Secondo il giornale la drastica riduzione dell’orario di lavoro consentirebbe di evitare l’esplodere della disoccupazione con le sue drammatiche conseguenze sociali.
In passato misured el genere furono prese in occasioni particolari.
Alla fine del 1972 i minatori bloccarono l’approvvigionamento energetico alle industrie e picchettarono le centrali elettriche. Dopo un mese, a inizio 1973, si proclamò lo stato d’emergenza e il premier, Edward Heath, impose alle fabbriche la settimana di tre giorni. Poi seguirono chiusure e licenziamenti. Un’altra agitazione dei minatori portò di nuovo alla settimana di tre giorni nel 1974. Alla fine Heath dovette dimettersi.

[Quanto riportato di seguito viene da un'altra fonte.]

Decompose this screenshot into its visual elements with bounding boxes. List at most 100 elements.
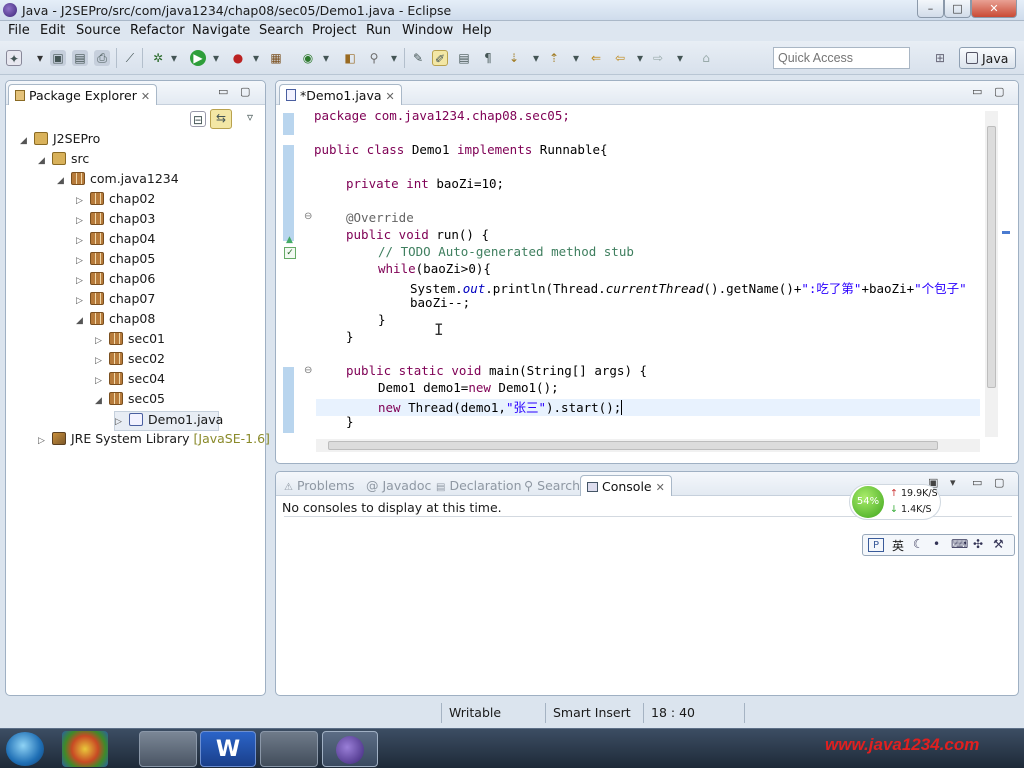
- tools-icon[interactable]: ✣: [973, 537, 983, 551]
- code-line-class[interactable]: public class Demo1 implements Runnable{: [314, 142, 608, 157]
- ime-toolbar[interactable]: P 英 ☾ • ⌨ ✣ ⚒: [862, 534, 1015, 556]
- tree-item-package[interactable]: ▷ sec02: [95, 351, 165, 371]
- menu-help[interactable]: Help: [462, 23, 492, 38]
- run-icon[interactable]: ▶: [190, 50, 206, 66]
- tree-item-package[interactable]: ▷ sec04: [95, 371, 165, 391]
- previous-annotation-dropdown-icon[interactable]: ▾: [568, 50, 584, 66]
- debug-dropdown-icon[interactable]: ▾: [166, 50, 182, 66]
- next-annotation-icon[interactable]: ⇣: [506, 50, 522, 66]
- link-with-editor-icon[interactable]: ⇆: [210, 109, 232, 129]
- taskbar-word-icon[interactable]: W: [200, 731, 256, 767]
- vertical-scrollbar[interactable]: [985, 111, 998, 437]
- tree-item-package[interactable]: ◢ sec05: [95, 391, 165, 411]
- open-perspective-icon[interactable]: ⊞: [932, 50, 948, 66]
- menu-run[interactable]: Run: [366, 23, 391, 38]
- tree-item-package[interactable]: ▷ chap03: [76, 211, 155, 231]
- save-all-icon[interactable]: ▤: [72, 50, 88, 66]
- tree-item-package[interactable]: ◢ com.java1234: [57, 171, 179, 191]
- moon-icon[interactable]: ☾: [913, 537, 924, 551]
- code-line-close-run[interactable]: }: [346, 329, 354, 344]
- tab-problems[interactable]: ⚠ Problems: [278, 475, 361, 496]
- debug-icon[interactable]: ✲: [150, 50, 166, 66]
- back-icon[interactable]: ⇦: [612, 50, 628, 66]
- view-menu-icon[interactable]: ▿: [242, 109, 258, 125]
- search-dropdown-icon[interactable]: ▾: [386, 50, 402, 66]
- ime-language[interactable]: 英: [892, 537, 904, 554]
- code-line-annotation[interactable]: @Override: [346, 210, 414, 225]
- menu-project[interactable]: Project: [312, 23, 356, 38]
- collapse-all-icon[interactable]: ⊟: [190, 111, 206, 127]
- minimize-button[interactable]: –: [917, 0, 944, 18]
- close-button[interactable]: ✕: [971, 0, 1017, 18]
- back-dropdown-icon[interactable]: ▾: [632, 50, 648, 66]
- menu-window[interactable]: Window: [402, 23, 453, 38]
- horizontal-scrollbar[interactable]: [316, 439, 980, 452]
- maximize-panel-icon[interactable]: ▢: [994, 85, 1004, 98]
- tree-item-package[interactable]: ◢ chap08: [76, 311, 155, 331]
- start-button[interactable]: [6, 732, 44, 766]
- tree-item-package[interactable]: ▷ sec01: [95, 331, 165, 351]
- tree-item-package[interactable]: ▷ chap06: [76, 271, 155, 291]
- tree-item-package[interactable]: ▷ chap02: [76, 191, 155, 211]
- taskbar-app-icon[interactable]: [62, 731, 108, 767]
- maximize-panel-icon[interactable]: ▢: [994, 476, 1004, 489]
- new-java-project-icon[interactable]: ▦: [268, 50, 284, 66]
- vertical-scroll-thumb[interactable]: [987, 126, 996, 388]
- fold-collapse-icon[interactable]: ⊖: [304, 211, 312, 222]
- code-line-decrement[interactable]: baoZi--;: [410, 295, 470, 310]
- open-type-icon[interactable]: ◧: [342, 50, 358, 66]
- tree-item-project[interactable]: ◢ J2SEPro: [20, 131, 100, 151]
- code-line-close-while[interactable]: }: [378, 312, 386, 327]
- print-icon[interactable]: ⎙: [94, 50, 110, 66]
- toggle-block-selection-icon[interactable]: ✐: [432, 50, 448, 66]
- minimize-panel-icon[interactable]: ▭: [218, 85, 228, 98]
- tree-item-src[interactable]: ◢ src: [38, 151, 89, 171]
- menu-search[interactable]: Search: [259, 23, 304, 38]
- previous-annotation-icon[interactable]: ⇡: [546, 50, 562, 66]
- tree-item-package[interactable]: ▷ chap04: [76, 231, 155, 251]
- tree-item-jre-library[interactable]: ▷ JRE System Library [JavaSE-1.6]: [38, 431, 270, 451]
- code-line-main-method[interactable]: public static void main(String[] args) {: [346, 363, 647, 378]
- minimize-panel-icon[interactable]: ▭: [972, 85, 982, 98]
- save-icon[interactable]: ▣: [50, 50, 66, 66]
- taskbar-terminal-icon[interactable]: [139, 731, 197, 767]
- menu-file[interactable]: File: [8, 23, 30, 38]
- tab-declaration[interactable]: ▤ Declaration: [430, 475, 528, 496]
- maximize-button[interactable]: □: [944, 0, 971, 18]
- code-line-while[interactable]: while(baoZi>0){: [378, 261, 491, 276]
- quick-access-input[interactable]: [773, 47, 910, 69]
- maximize-panel-icon[interactable]: ▢: [240, 85, 250, 98]
- code-line-comment[interactable]: // TODO Auto-generated method stub: [378, 244, 634, 259]
- code-line-new-thread[interactable]: new Thread(demo1,"张三").start();: [378, 397, 623, 416]
- new-icon[interactable]: ✦: [6, 50, 22, 66]
- code-line-package[interactable]: package com.java1234.chap08.sec05;: [314, 108, 570, 123]
- tab-search[interactable]: ⚲ Search: [518, 475, 586, 496]
- tree-item-package[interactable]: ▷ chap05: [76, 251, 155, 271]
- close-icon[interactable]: ✕: [141, 90, 150, 103]
- close-icon[interactable]: ✕: [656, 481, 665, 494]
- code-line-println[interactable]: System.out.println(Thread.currentThread(…: [410, 278, 985, 297]
- view-menu-icon[interactable]: ▾: [950, 476, 956, 489]
- external-tools-icon[interactable]: ●: [230, 50, 246, 66]
- tree-item-package[interactable]: ▷ chap07: [76, 291, 155, 311]
- last-edit-location-icon[interactable]: ⇐: [588, 50, 604, 66]
- keyboard-icon[interactable]: ⌨: [951, 537, 968, 551]
- tab-console[interactable]: Console ✕: [580, 475, 672, 496]
- code-line-run-method[interactable]: public void run() {: [346, 227, 489, 242]
- network-speed-widget[interactable]: 54% ↑ 19.9K/S ↓ 1.4K/S: [849, 484, 941, 520]
- java-perspective-button[interactable]: Java: [959, 47, 1016, 69]
- forward-icon[interactable]: ⇨: [650, 50, 666, 66]
- code-line-field[interactable]: private int baoZi=10;: [346, 176, 504, 191]
- tab-demo1-java[interactable]: *Demo1.java ✕: [279, 84, 402, 105]
- next-annotation-dropdown-icon[interactable]: ▾: [528, 50, 544, 66]
- forward-dropdown-icon[interactable]: ▾: [672, 50, 688, 66]
- search-icon[interactable]: ⚲: [366, 50, 382, 66]
- wrench-icon[interactable]: ⚒: [993, 537, 1004, 551]
- pin-icon[interactable]: ⟋: [122, 50, 138, 66]
- toggle-mark-occurrences-icon[interactable]: ✎: [410, 50, 426, 66]
- menu-edit[interactable]: Edit: [40, 23, 65, 38]
- tree-item-java-file[interactable]: ▷ Demo1.java: [114, 411, 223, 431]
- show-whitespace-icon[interactable]: ▤: [456, 50, 472, 66]
- menu-source[interactable]: Source: [76, 23, 121, 38]
- minimize-panel-icon[interactable]: ▭: [972, 476, 982, 489]
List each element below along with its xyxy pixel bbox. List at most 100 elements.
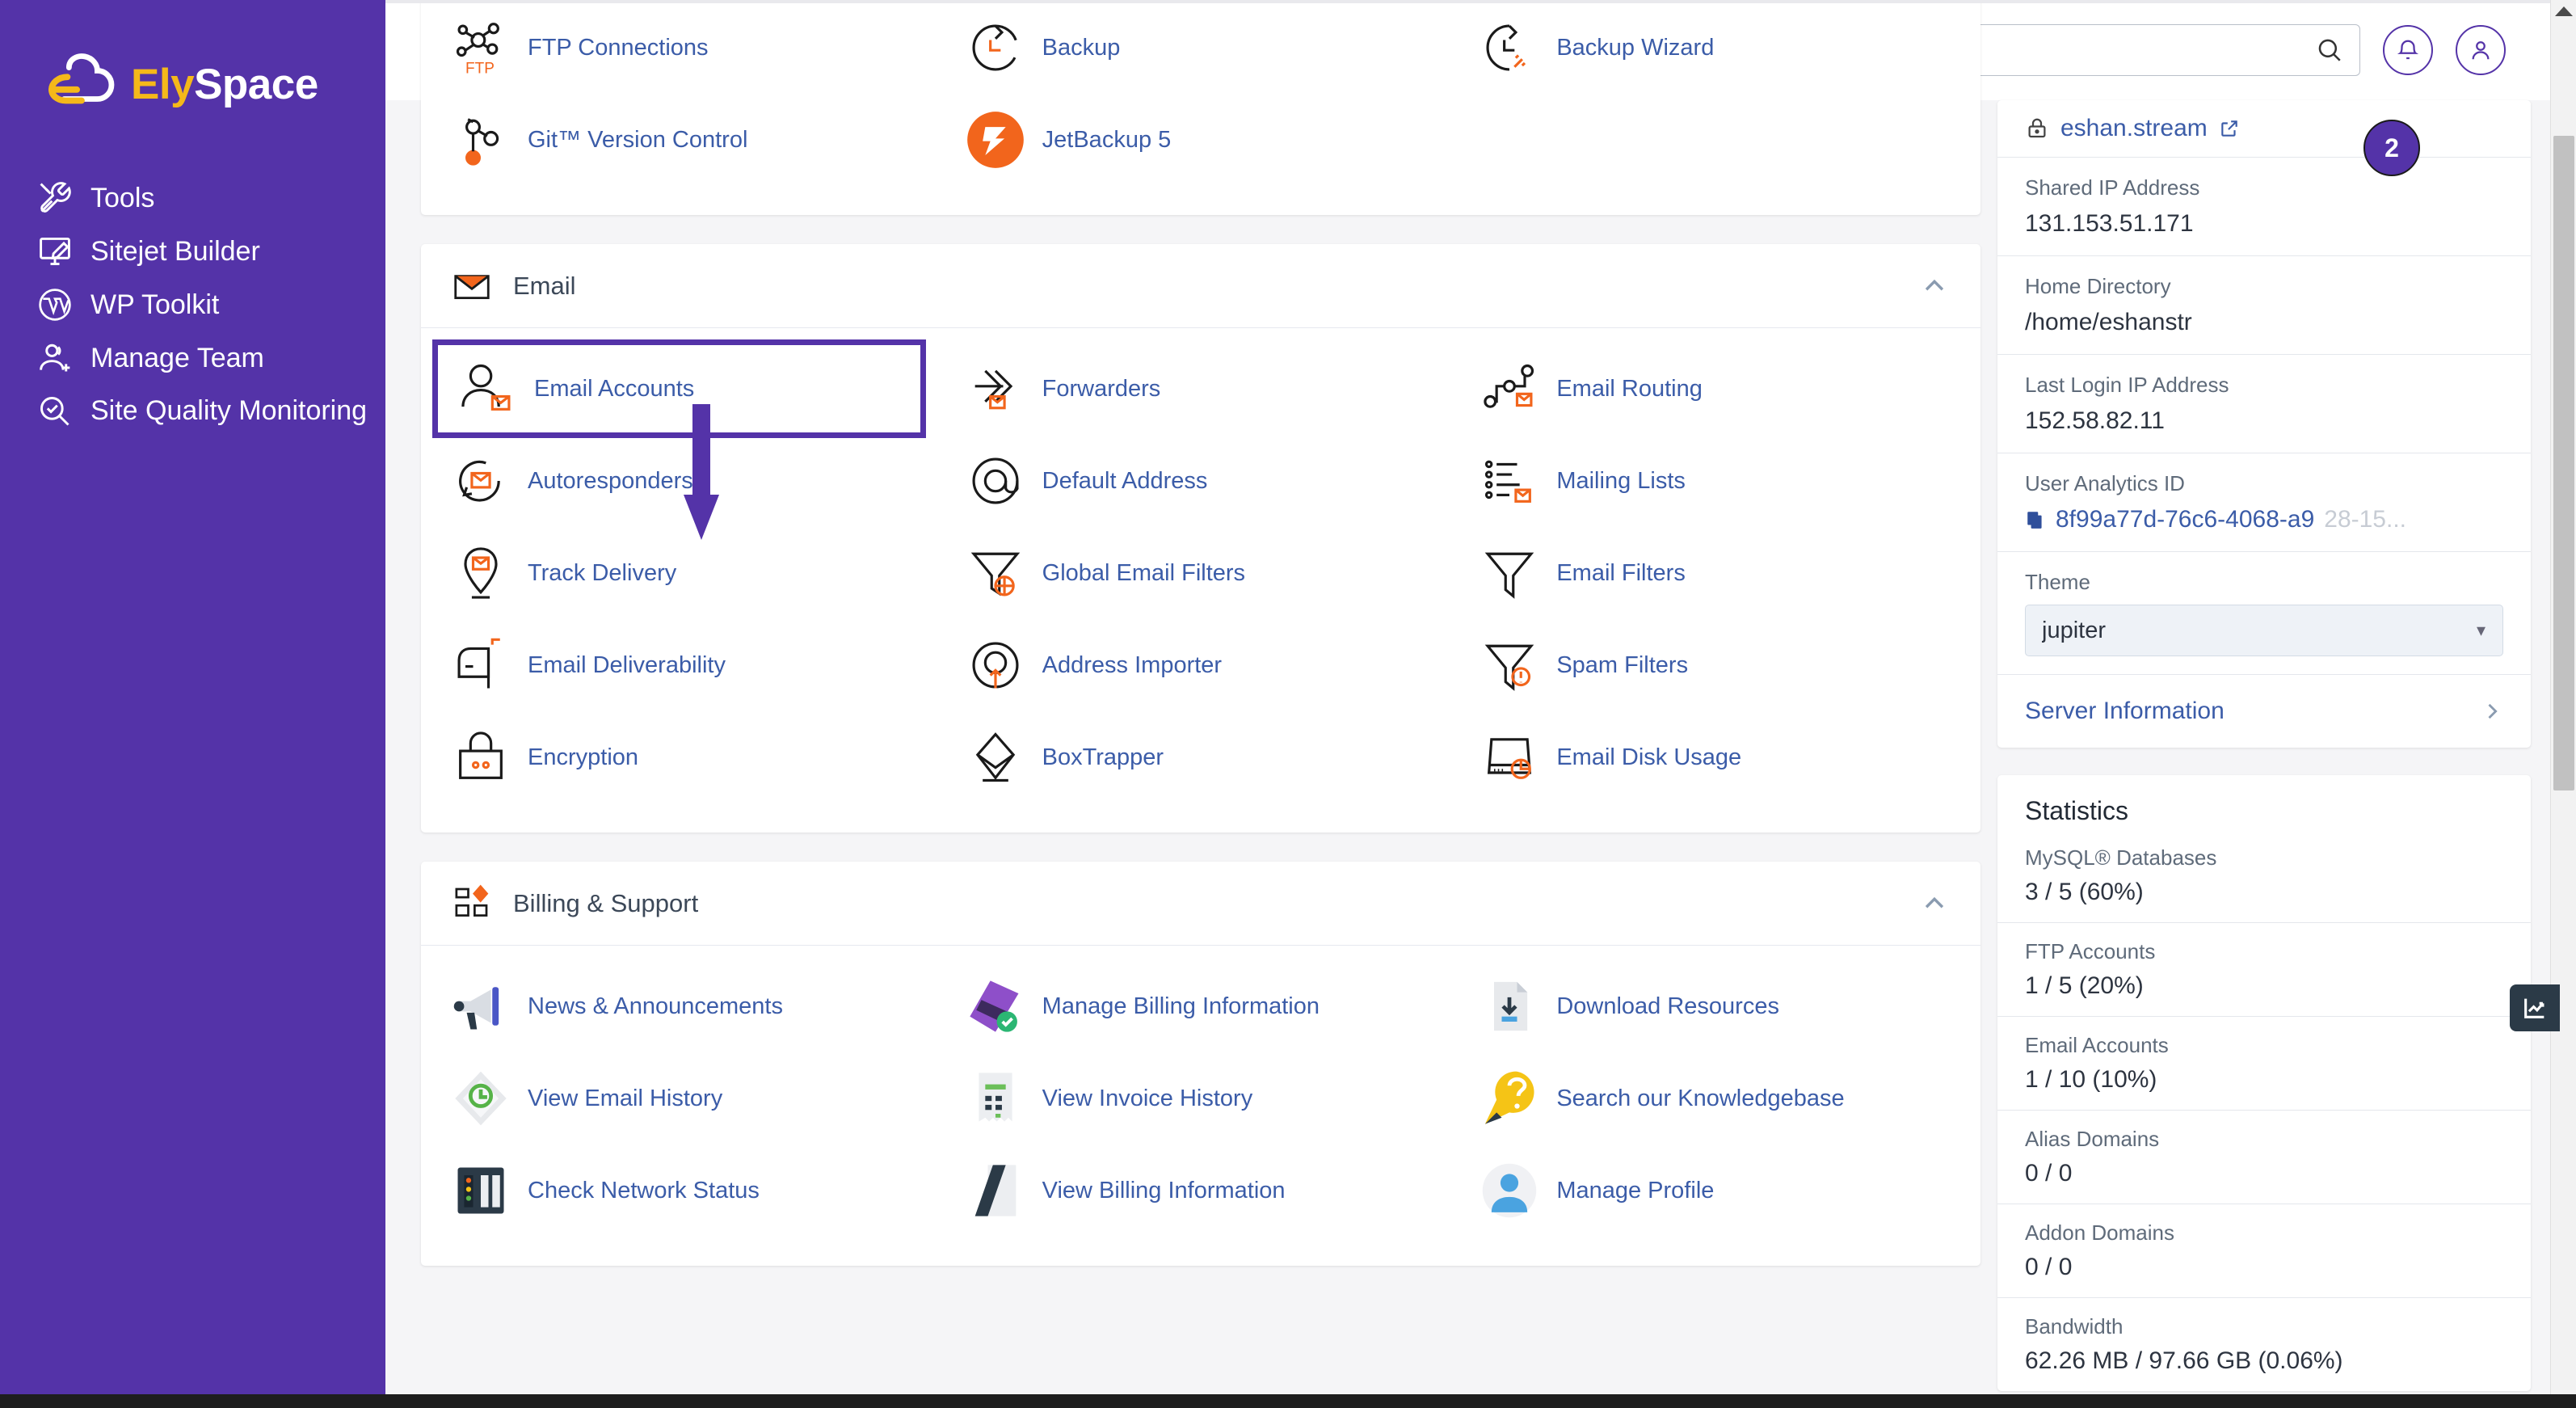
sidebar-item-site-quality-monitoring[interactable]: Site Quality Monitoring	[0, 385, 385, 438]
tile-label: Track Delivery	[528, 559, 677, 586]
annotation-arrow	[684, 404, 719, 540]
tile-label: View Email History	[528, 1085, 723, 1111]
scrollbar-thumb[interactable]	[2553, 136, 2574, 790]
tile-view-email-history[interactable]: View Email History	[429, 1052, 944, 1145]
tile-email-disk-usage[interactable]: Email Disk Usage	[1458, 711, 1972, 803]
backup-wizard-icon	[1486, 24, 1526, 71]
profile-icon	[1483, 1163, 1537, 1218]
section-header-email[interactable]: Email	[421, 244, 1980, 328]
tile-git-version-control[interactable]: Git™ Version Control	[429, 94, 944, 186]
tile-label: BoxTrapper	[1042, 744, 1164, 770]
triangle-up-icon[interactable]	[2554, 6, 2573, 16]
general-information-card: eshan.stream Shared IP Address 131.153.5…	[1997, 100, 2531, 748]
chevron-up-icon[interactable]	[1921, 890, 1948, 917]
right-panel: eshan.stream Shared IP Address 131.153.5…	[1997, 100, 2531, 1394]
row-value: /home/eshanstr	[2025, 309, 2192, 335]
tile-manage-profile[interactable]: Manage Profile	[1458, 1145, 1972, 1237]
user-analytics-id-row: User Analytics ID 8f99a77d-76c6-4068-a9 2…	[1997, 453, 2531, 552]
brand-logo[interactable]: ElySpace	[0, 36, 385, 133]
theme-row: Theme jupiter ▾	[1997, 552, 2531, 675]
domain-row[interactable]: eshan.stream	[1997, 100, 2531, 158]
tile-email-routing[interactable]: Email Routing	[1458, 343, 1972, 435]
copy-icon[interactable]	[2025, 509, 2046, 530]
notifications-button[interactable]	[2383, 25, 2433, 75]
email-history-icon	[455, 1071, 507, 1126]
tile-search-knowledgebase[interactable]: Search our Knowledgebase	[1458, 1052, 1972, 1145]
tile-encryption[interactable]: Encryption	[429, 711, 944, 803]
tile-forwarders[interactable]: Forwarders	[944, 343, 1458, 435]
tile-address-importer[interactable]: Address Importer	[944, 619, 1458, 711]
analytics-id-value-truncated: 28-15...	[2324, 506, 2406, 533]
boxtrapper-icon	[975, 732, 1015, 782]
brand-name: ElySpace	[131, 60, 318, 109]
stat-row-addon-domains: Addon Domains 0 / 0	[1997, 1204, 2531, 1298]
tile-email-deliverability[interactable]: Email Deliverability	[429, 619, 944, 711]
theme-select-wrapper[interactable]: jupiter ▾	[2025, 605, 2503, 656]
tile-backup[interactable]: Backup	[944, 2, 1458, 94]
stat-label: MySQL® Databases	[2025, 845, 2217, 870]
mailing-lists-icon	[1485, 460, 1532, 503]
tile-label: Git™ Version Control	[528, 126, 748, 153]
sidebar-item-label: Tools	[90, 183, 155, 213]
theme-select[interactable]: jupiter	[2025, 605, 2503, 656]
tile-backup-wizard[interactable]: Backup Wizard	[1458, 2, 1972, 94]
external-link-icon[interactable]	[2219, 118, 2240, 139]
bell-icon	[2397, 40, 2419, 60]
tile-label: View Billing Information	[1042, 1177, 1286, 1204]
tile-grid-email: Email Accounts Forwarders Email Routing …	[421, 328, 1980, 833]
elyspace-cloud-logo-icon	[48, 53, 115, 104]
tile-news-announcements[interactable]: News & Announcements	[429, 960, 944, 1052]
sidebar-item-tools[interactable]: Tools	[0, 171, 385, 225]
stat-value: 0 / 0	[2025, 1160, 2073, 1187]
tools-icon	[40, 182, 71, 213]
section-email: Email Email Accounts Forwarders Email Ro…	[421, 244, 1980, 833]
sidebar-item-wp-toolkit[interactable]: WP Toolkit	[0, 278, 385, 331]
tile-global-email-filters[interactable]: Global Email Filters	[944, 527, 1458, 619]
last-login-ip-row: Last Login IP Address 152.58.82.11	[1997, 355, 2531, 453]
tile-mailing-lists[interactable]: Mailing Lists	[1458, 435, 1972, 527]
section-title: Email	[513, 271, 576, 300]
tile-boxtrapper[interactable]: BoxTrapper	[944, 711, 1458, 803]
server-information-label: Server Information	[2025, 698, 2225, 724]
email-deliverability-icon	[457, 638, 500, 689]
account-button[interactable]	[2456, 25, 2506, 75]
tile-label: Encryption	[528, 744, 639, 770]
forwarders-icon	[974, 369, 1012, 410]
default-address-icon	[972, 457, 1019, 504]
tile-default-address[interactable]: Default Address	[944, 435, 1458, 527]
tile-download-resources[interactable]: Download Resources	[1458, 960, 1972, 1052]
stat-row-ftp-accounts: FTP Accounts 1 / 5 (20%)	[1997, 923, 2531, 1017]
lock-icon	[2028, 118, 2046, 138]
sidebar-item-label: Site Quality Monitoring	[90, 395, 368, 426]
stat-value: 3 / 5 (60%)	[2025, 879, 2144, 905]
shared-ip-row: Shared IP Address 131.153.51.171	[1997, 158, 2531, 256]
tile-view-invoice-history[interactable]: View Invoice History	[944, 1052, 1458, 1145]
chevron-up-icon[interactable]	[1921, 272, 1948, 300]
tile-label: Manage Profile	[1556, 1177, 1715, 1204]
tile-check-network-status[interactable]: Check Network Status	[429, 1145, 944, 1237]
sidebar-item-manage-team[interactable]: Manage Team	[0, 331, 385, 385]
tile-grid-billing-support: News & Announcements Manage Billing Info…	[421, 946, 1980, 1266]
tile-manage-billing-information[interactable]: Manage Billing Information	[944, 960, 1458, 1052]
brand-name-part1: Ely	[131, 60, 195, 108]
tile-ftp-connections[interactable]: FTP FTP Connections	[429, 2, 944, 94]
home-directory-row: Home Directory /home/eshanstr	[1997, 256, 2531, 355]
knowledgebase-icon	[1485, 1071, 1534, 1124]
tile-email-filters[interactable]: Email Filters	[1458, 527, 1972, 619]
tile-jetbackup-5[interactable]: JetBackup 5	[944, 94, 1458, 186]
row-value[interactable]: 8f99a77d-76c6-4068-a9 28-15...	[2025, 506, 2503, 533]
tile-label: News & Announcements	[528, 993, 783, 1019]
sidebar-item-sitejet-builder[interactable]: Sitejet Builder	[0, 225, 385, 278]
analytics-tab-button[interactable]	[2510, 984, 2560, 1031]
tile-spam-filters[interactable]: Spam Filters	[1458, 619, 1972, 711]
stat-label: Addon Domains	[2025, 1220, 2174, 1245]
tile-view-billing-information[interactable]: View Billing Information	[944, 1145, 1458, 1237]
section-header-billing-support[interactable]: Billing & Support	[421, 862, 1980, 946]
search-icon[interactable]	[2316, 36, 2343, 64]
domain-name[interactable]: eshan.stream	[2060, 115, 2208, 142]
page-scrollbar[interactable]	[2550, 0, 2576, 1394]
svg-text:FTP: FTP	[465, 61, 495, 78]
top-strip-divider	[385, 0, 2562, 3]
bottom-bar	[0, 1394, 2576, 1408]
server-information-link[interactable]: Server Information	[1997, 675, 2531, 748]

Oggi le motivazioni sono diverse e molte aziende stanno considerando di ridurre la settimana lavorativa per evitare i licenziamenti.
La Jcb, ad esempio, ha già tagliato una giornata lavorativa e l’amministratore delegato, Matthew Taylor, sta facendo pressione sul ministro per le Attività produttive, Lord Mandelson, per introdurre sussidi per i lavoratori che accettano il taglio della settimana a tre giorni. La misura potrebbe enitare i licenziamenti certi per aprile.
Le fonti dell”Independent on Sunday, defnite ‘ministeriali’, tuttavia affermano che “non si tratta di una decisone imminente”.
Per quanto molto costosa, la misura sarebbe più economica rispetto all’esplosione dei sussidi di disoccupazione, se si accentuasse ulteriormente la perdita di posti di lavoro, già massiccia.
Le cifre diffuse dal governo venerdì hanno mostrato un calo del Pil dell’1,5 per cento da un trimestre all’altro, a fine 2008, facendo così entrare il paese in recessione (indicata dal calo del Pil per tre trimestri consecutivi).
Secondo la camera di commercio britannica (rappresenta 100mila aziende), in questa fase critica, il 39 per cento delle imprese stanno pianificando un taglio delle ore di lavoro, mentre grandi aziende del settore auto come la Bentley hanno deciso lo stop alla produzione per varie settimane.